The main physical quantity introduced and examined in our previous work12 was lifetime distribution of hydrogen bonds in different types of pure associative liquids. In the present work we extend our research to the mixtures listed in the Introduction. Again, purely geometric criteria has been used in order to detect a hydrogen bond in the system, meaning that a random pair of molecules i and j is considered to be hydrogen bonded if the distance \(r_{ij}\) between the corresponding donor and acceptor atoms (\(A_i\) and \(B_j\)) satisfies \(r_{ij} \le r_C\) and if the angle \(\theta _{ij}=\angle {B_jA_iH}\) obeys \(\theta _{ij} \le \theta _C\). The critical values \(r_C\) and \(\theta _C\) are equal to 3.5 Å and \(30^{\circ }\) respectively. The probability distribution of hydrogen bonds L(t) is properly defined in our previous work12 and the same definition is used here. L(t) has been calculated using module gmx hbond (with -life option) which is available in GROMACS package38,39.

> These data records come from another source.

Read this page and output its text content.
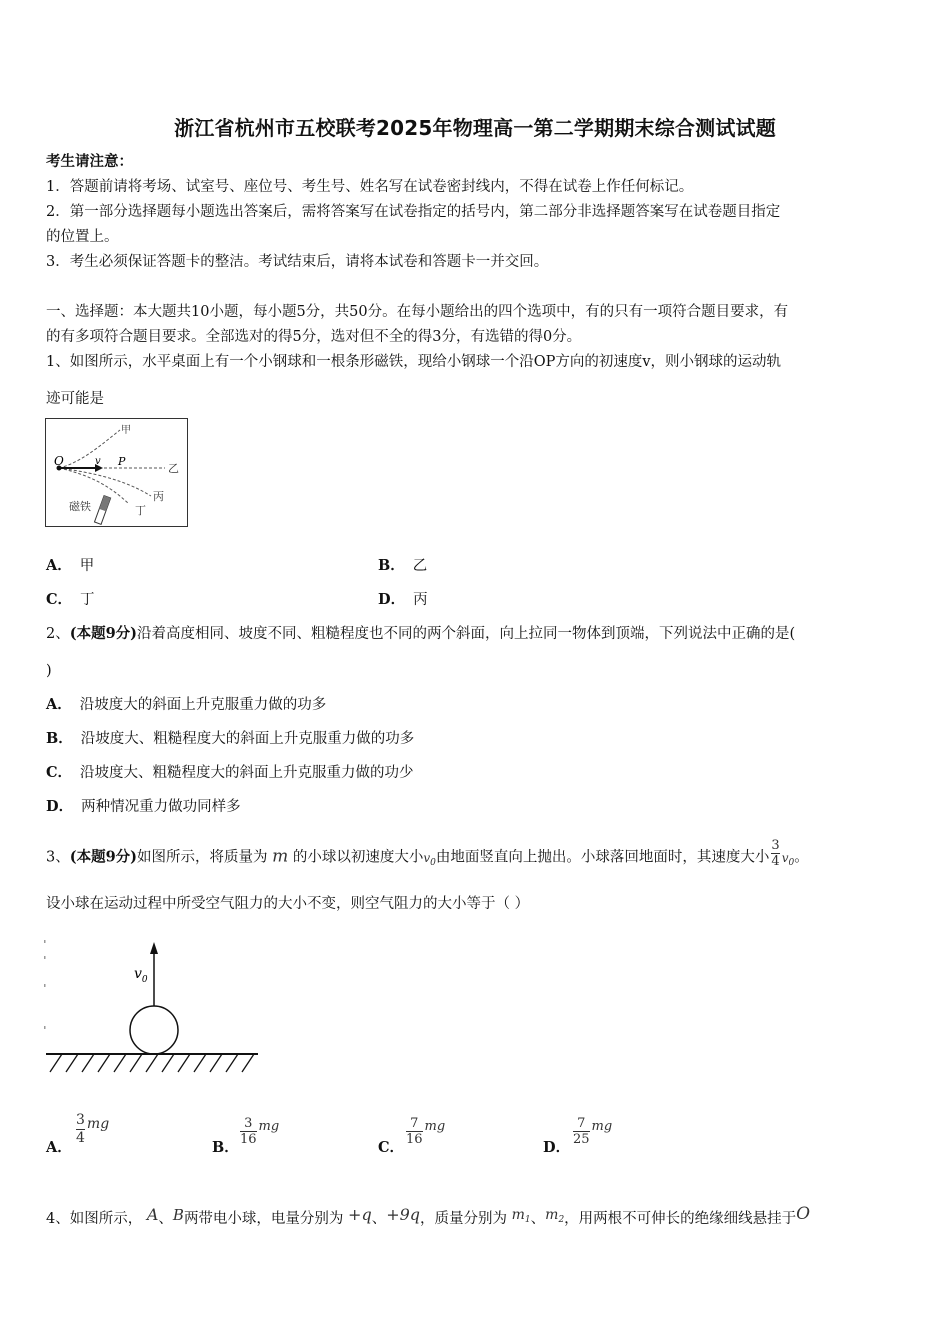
浙江省杭州市五校联考2025年物理高一第二学期期末综合测试试题
考生请注意：
1．答题前请将考场、试室号、座位号、考生号、姓名写在试卷密封线内，不得在试卷上作任何标记。
2．第一部分选择题每小题选出答案后，需将答案写在试卷指定的括号内，第二部分非选择题答案写在试卷题目指定
的位置上。
3．考生必须保证答题卡的整洁。考试结束后，请将本试卷和答题卡一并交回。
一、选择题：本大题共10小题，每小题5分，共50分。在每小题给出的四个选项中，有的只有一项符合题目要求，有
的有多项符合题目要求。全部选对的得5分，选对但不全的得3分，有选错的得0分。
1、如图所示，水平桌面上有一个小钢球和一根条形磁铁，现给小钢球一个沿OP方向的初速度v，则小钢球的运动轨
迹可能是
O	v P
甲
乙
丙
丁
磁铁
A． 甲	B． 乙
C． 丁	D． 丙
2、(本题9分)沿着高度相同、坡度不同、粗糙程度也不同的两个斜面，向上拉同一物体到顶端，下列说法中正确的是(
)
A． 沿坡度大的斜面上升克服重力做的功多
B． 沿坡度大、粗糙程度大的斜面上升克服重力做的功多
C． 沿坡度大、粗糙程度大的斜面上升克服重力做的功少
D． 两种情况重力做功同样多
3、(本题9分)如图所示，将质量为 m 的小球以初速度大小$v_0$由地面竖直向上抛出。小球落回地面时，其速度大小 $\frac{3}{4} v_0$。
设小球在运动过程中所受空气阻力的大小不变，则空气阻力的大小等于（ ）
$v_0$
A．
$\frac{3}{4}$ mg
B．
$\frac{3}{16} ^{mg}$
C．
$\frac{7}{16} ^{mg}$
D．
$\frac{7}{25} ^{mg}$
4、如图所示， A、B两带电小球，电量分别为 +q、+9q，质量分别为 $m_1$、$m_2$，用两根不可伸长的绝缘细线悬挂于O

Likewise, all of the simulations were executed in the GROMACS program package38,39. The initial configurations were generated using the Packmol software40, with the majority of studied systems containing 16000 molecules. The systems were first energy minimized and then equilibrated for a total of 1 ns. Production runs were performed after the equilibration, lasting 1 ns. Furthermore, we used the leap-frog integrator41 with the timestep of 2 fs. The short-range interactions were calculated within the 1.5 nm cut-off radius. The particle mesh Ewald (PME) method42 was used for handling the long range electrostatic calculations, with the FFT grid spacing of 0.12 nm and the interpolation order of 4. The LINCS algorithm43 was used to constraint the length of intramolecular bonds. All simulations were performed in the isobaric-isothermal (NPT) ensemble. The temperature was held fixed at T=300 K by using the Nose–Hoover thermostat44,45 with the time constant of 0.1 ps and the pressure was kept at p=1 bar with the Parrinello–Rahman barostat46,47 with the time constant of 1 ps.

We used SPC/E48 and TIP4P_200549 forcefields to simulate water and OPLS-UA50 and TraPPE-UA51 forcefields to simulate alcohols. Propylamine was simulated using OPLS-AA forcefield52.